Thursday, November 27, 2014

No news is good news

Jaylyn officially turned 15 months old the other day and had her well visit and age appropriate vaccines.  The visit had jostled some thoughts and feelings.

First, the nurse goes down her list of questions about insurance, family history, changes in the home...etc...and then she comes to the list of milestones Jaylyn should be meeting or should have already met. She treaded lightly this time. I guess she recalled the tongue lashing I had given her last time.  When you see a child that visably and obviously cannot do certain things, why would you put the parent in that situation to even ask? It hurts enough to know my daughter cannot walk or talk. But to be reminded like that? Looked at and judged as if it was something I did as a parent?

I sincerely wish more of the staff in the pediatrician's office were more savvy and experienced with special needs children.  One particular pediatrician in that practice has been its saving grace from me switching providers.  I have used this practice for years (my oldest is 20) and never had an issue with the care of my children.  Then again over the course of our countless visits and time spent in the waiting room, I do not recall seeing even 1 disabled child.  The fact that some of the nurses were staring at Jaylyn in her MAFOS makes me wonder how much it was even touched upon in nursing school and where they did their peds rotation. Maybe because I have been working with special needs children so long, it doesnt phase me in the least when I see a disabled child with adaptive equipment.

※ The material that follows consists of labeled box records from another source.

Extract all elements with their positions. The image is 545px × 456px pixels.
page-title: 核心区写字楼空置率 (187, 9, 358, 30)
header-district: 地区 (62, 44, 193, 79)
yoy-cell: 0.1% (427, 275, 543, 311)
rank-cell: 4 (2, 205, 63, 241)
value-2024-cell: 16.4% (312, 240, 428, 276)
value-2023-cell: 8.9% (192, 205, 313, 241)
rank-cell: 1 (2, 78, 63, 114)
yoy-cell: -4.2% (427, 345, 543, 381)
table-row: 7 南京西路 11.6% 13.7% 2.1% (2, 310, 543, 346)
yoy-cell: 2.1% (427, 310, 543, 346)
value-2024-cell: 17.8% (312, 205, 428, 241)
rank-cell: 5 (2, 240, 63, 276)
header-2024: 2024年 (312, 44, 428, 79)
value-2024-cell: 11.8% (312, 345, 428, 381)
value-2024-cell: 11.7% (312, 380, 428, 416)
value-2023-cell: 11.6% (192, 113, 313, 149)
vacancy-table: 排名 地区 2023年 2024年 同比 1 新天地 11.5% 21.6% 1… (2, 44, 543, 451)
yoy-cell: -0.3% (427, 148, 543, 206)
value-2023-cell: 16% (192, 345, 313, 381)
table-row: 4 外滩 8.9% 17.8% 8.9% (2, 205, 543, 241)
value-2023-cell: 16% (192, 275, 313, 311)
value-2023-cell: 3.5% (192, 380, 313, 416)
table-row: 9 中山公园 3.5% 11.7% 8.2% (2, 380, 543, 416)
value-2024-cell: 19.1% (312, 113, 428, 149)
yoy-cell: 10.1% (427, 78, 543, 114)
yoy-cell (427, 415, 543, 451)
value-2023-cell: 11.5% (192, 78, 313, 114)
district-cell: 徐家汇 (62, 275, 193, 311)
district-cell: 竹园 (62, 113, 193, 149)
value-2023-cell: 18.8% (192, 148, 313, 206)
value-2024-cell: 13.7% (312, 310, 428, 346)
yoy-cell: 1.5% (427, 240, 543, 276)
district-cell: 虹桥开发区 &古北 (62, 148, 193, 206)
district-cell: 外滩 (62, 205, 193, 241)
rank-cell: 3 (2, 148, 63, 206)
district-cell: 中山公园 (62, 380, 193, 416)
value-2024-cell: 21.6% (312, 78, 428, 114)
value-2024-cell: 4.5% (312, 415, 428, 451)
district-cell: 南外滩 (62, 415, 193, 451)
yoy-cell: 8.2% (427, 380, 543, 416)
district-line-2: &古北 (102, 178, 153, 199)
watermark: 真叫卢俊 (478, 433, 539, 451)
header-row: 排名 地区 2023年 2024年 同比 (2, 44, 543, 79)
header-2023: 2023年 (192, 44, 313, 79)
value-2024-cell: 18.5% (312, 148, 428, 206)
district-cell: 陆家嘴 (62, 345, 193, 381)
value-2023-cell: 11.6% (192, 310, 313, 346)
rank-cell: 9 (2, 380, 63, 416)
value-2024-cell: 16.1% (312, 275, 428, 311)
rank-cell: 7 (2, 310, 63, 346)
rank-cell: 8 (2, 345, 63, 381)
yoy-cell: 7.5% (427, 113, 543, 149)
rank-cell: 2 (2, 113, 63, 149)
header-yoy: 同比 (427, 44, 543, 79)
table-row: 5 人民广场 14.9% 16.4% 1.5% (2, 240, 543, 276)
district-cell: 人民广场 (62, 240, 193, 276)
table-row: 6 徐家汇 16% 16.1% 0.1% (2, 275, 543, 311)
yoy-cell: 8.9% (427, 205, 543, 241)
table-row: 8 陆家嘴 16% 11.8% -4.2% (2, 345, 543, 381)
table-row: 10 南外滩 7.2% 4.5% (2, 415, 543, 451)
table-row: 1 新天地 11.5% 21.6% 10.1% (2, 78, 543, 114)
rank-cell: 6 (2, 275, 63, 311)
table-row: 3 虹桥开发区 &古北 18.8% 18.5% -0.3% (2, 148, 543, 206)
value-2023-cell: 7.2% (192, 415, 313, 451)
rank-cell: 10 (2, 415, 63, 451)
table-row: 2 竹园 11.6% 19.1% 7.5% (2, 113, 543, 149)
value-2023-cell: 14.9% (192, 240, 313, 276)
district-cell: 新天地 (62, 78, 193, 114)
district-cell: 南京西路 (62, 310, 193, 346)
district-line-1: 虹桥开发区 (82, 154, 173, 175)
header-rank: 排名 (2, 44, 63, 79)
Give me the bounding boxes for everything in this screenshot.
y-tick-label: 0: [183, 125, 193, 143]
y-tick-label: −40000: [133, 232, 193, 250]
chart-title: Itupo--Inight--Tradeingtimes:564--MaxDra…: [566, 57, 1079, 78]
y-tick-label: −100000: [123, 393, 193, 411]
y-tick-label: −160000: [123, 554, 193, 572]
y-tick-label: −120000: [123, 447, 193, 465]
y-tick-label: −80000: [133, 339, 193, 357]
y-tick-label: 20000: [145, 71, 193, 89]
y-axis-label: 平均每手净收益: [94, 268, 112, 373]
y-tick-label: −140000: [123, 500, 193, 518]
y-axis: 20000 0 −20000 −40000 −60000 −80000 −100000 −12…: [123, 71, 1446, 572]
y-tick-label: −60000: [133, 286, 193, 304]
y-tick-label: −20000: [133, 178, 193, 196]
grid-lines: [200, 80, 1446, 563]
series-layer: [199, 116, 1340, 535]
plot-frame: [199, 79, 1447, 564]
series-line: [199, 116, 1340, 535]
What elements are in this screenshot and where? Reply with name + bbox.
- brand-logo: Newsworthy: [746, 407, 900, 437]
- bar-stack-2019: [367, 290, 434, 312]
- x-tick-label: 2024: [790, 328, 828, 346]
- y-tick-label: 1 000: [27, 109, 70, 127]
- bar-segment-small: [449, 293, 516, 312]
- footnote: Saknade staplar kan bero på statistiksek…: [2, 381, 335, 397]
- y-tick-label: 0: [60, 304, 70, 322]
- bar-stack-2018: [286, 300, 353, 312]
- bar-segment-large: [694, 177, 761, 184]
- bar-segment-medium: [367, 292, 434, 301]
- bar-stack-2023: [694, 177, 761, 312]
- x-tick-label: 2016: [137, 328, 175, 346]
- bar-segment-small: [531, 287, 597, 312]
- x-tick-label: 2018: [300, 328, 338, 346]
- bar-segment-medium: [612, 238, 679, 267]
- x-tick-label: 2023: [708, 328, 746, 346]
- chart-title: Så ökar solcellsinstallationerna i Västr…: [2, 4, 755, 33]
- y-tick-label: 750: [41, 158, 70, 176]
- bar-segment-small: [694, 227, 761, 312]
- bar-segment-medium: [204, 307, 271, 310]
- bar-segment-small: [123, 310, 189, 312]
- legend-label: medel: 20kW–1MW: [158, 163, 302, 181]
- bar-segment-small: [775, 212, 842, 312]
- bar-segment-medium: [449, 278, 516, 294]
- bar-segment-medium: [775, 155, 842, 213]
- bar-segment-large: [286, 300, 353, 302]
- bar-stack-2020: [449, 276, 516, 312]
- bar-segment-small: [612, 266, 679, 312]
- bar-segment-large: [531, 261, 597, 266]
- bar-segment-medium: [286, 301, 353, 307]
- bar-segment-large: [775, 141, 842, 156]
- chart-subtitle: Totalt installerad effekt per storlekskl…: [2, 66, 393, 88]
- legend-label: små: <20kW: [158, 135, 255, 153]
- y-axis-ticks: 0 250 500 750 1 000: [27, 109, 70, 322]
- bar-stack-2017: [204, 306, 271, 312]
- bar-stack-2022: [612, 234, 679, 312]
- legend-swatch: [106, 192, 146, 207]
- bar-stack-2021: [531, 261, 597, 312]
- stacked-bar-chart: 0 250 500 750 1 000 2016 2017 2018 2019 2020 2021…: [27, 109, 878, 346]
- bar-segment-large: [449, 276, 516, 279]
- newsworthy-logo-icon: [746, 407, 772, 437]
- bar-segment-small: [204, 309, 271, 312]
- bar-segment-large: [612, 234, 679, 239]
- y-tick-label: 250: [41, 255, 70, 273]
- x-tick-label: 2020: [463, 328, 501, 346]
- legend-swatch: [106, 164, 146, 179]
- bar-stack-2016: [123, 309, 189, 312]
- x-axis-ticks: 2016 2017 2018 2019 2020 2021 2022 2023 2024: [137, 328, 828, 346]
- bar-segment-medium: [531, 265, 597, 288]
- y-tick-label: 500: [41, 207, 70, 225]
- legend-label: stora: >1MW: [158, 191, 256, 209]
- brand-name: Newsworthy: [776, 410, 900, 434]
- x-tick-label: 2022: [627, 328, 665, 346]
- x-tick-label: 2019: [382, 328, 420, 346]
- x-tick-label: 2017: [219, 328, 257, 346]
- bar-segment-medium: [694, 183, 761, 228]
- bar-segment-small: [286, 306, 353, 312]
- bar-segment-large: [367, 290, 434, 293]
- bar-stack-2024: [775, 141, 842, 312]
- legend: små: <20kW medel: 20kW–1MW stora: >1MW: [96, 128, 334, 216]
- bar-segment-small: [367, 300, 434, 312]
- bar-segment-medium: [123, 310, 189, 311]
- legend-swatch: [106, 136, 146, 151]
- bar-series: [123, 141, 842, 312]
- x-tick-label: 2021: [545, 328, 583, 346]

So after the nurse finished her bla bla bla list of things Jaylyn cannot do, the doctor comes in and goes over the growth chart, where Jaylyn is and where she should be. Again putting her in a "typical" box. And then the milestone list with the doctor. Can she do this, can she do that....no, no AND no. BUT...she can do this, this AND this! And because of her physical limitations,  Jaylyn has been deemed to be on the level of a 6 to 9 month old developmentally.  It doesnt matter that she has quadriplegic cp yet will reach for my fingers, scootch off my lap and expect me to support her as she goes through the appropriate one foot in front of the other motions. It does not matter that she has the absolute desire to walk.  My favorite question that I have been asked at every single appointment since Jaylyn turned 6 months old is "can she drink from a sippy cup"? Hmm lets see....she had an intrauterine stroke that affects her entire right side...including her mouth. Due to that, even with a bottle, at least 1/3 of its contents winds up down her chin. With a sippy cup? Its more than half! So do we risk hydration and calories for the sake of a milestone? Can she hold the sippy cup with a contracted right hand? These are the things that make me irate. As often as Jaylyn is seen, every visit feels like an introduction.  As if they do not know by now that Jaylyn is not typical yet persue the avenue that she is with some of the questions and expectations.

We then touched on the subject of Jaylyn's sleeping habits. Or lack there of. Of course the suggestions offered were things we have tried. And then it was suggested that Jaylyn should have a sleep study done to rule out seizures. Considering her MRI findings, I wouldnt be surprised if her brain abnormalities have something to do with why she is so nocturnal and has trouble sleeping. Or perhaps its hereditary. Myself and my oldest child are night owls.

Not every child is a perfect cookie cutter mold that fits into the perameters and growth charts. And children like Jaylyn should have their different-abilities takrn into consideration during appointments.  Especially with a medical practice that will be following her throughout her life.